Y de repente, suspiró. Fue un suspiro que más bien parecía un gemido que no había terminado de nacer de su garganta, tal vez un resoplido. No supe interpretar aquello y mi primera opción fue que tal vez se aburría y solo intentaba romper el silencio con un mero suspiro deseando que este trajese algo más. La segunda alternativa que pensé fue que algo le sucedía. Algo le dolía para haber emitido aquella sentimental emoción en forma de aire tan sutilmente expulsado. Algo fuera de mí, algo fuera de mi control le había ocurrido pues por un segundo me había sonado tal como un animalillo herido. ¿Se habría dañad el tobillo como un cervatillo dolorido? ¿O tal vez fuese un depredador malherido tras una pelea? Por un momento me excité al pensarle tal frágil y débil, tan sumamente sumido y en mi poder, pero a la vez me aterrorizaba la idea de que no fuese un infantil gemido, sino un grito de guerra, una bocanada de aire antes de lanzarse a la pelea. 
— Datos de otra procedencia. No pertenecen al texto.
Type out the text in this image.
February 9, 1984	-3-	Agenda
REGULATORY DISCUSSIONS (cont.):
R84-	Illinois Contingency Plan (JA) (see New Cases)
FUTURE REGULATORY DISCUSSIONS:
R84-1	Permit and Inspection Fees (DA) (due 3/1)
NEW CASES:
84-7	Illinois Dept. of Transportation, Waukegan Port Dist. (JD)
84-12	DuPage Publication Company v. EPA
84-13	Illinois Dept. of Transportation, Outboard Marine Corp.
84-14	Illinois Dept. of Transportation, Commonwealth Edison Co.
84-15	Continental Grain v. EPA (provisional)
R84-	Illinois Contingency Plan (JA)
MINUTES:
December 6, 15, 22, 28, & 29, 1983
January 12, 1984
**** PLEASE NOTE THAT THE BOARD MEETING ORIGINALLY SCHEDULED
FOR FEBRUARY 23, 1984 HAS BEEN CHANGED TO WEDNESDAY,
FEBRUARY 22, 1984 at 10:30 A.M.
Volvió a la estantería como si allí hubiese olido el rastro de otro animal y volvió a coger alguna figurita en sus manos. La observó, se la quedó mirando largo rato y juraría que solo le faltaba acercársela al rostro y olfatearla para aprenderse mi aroma y recordarlo la próxima vez, pero no lo hizo. Me violentó que tan descaradamente tirase el muñeco sobre la mesa y estuve a punto de pedirle que parase. Ya me lo imaginaba, si continuaba así, metiendo la cabeza dentro del cajón de mi ropa interior y aspirar profundamente. ¿Debería haberle pedido que parase? Ya era demasiado tarde pues le había dado total libertad de hacer con mis pertenencias todo lo que quisiera, y conmigo también. 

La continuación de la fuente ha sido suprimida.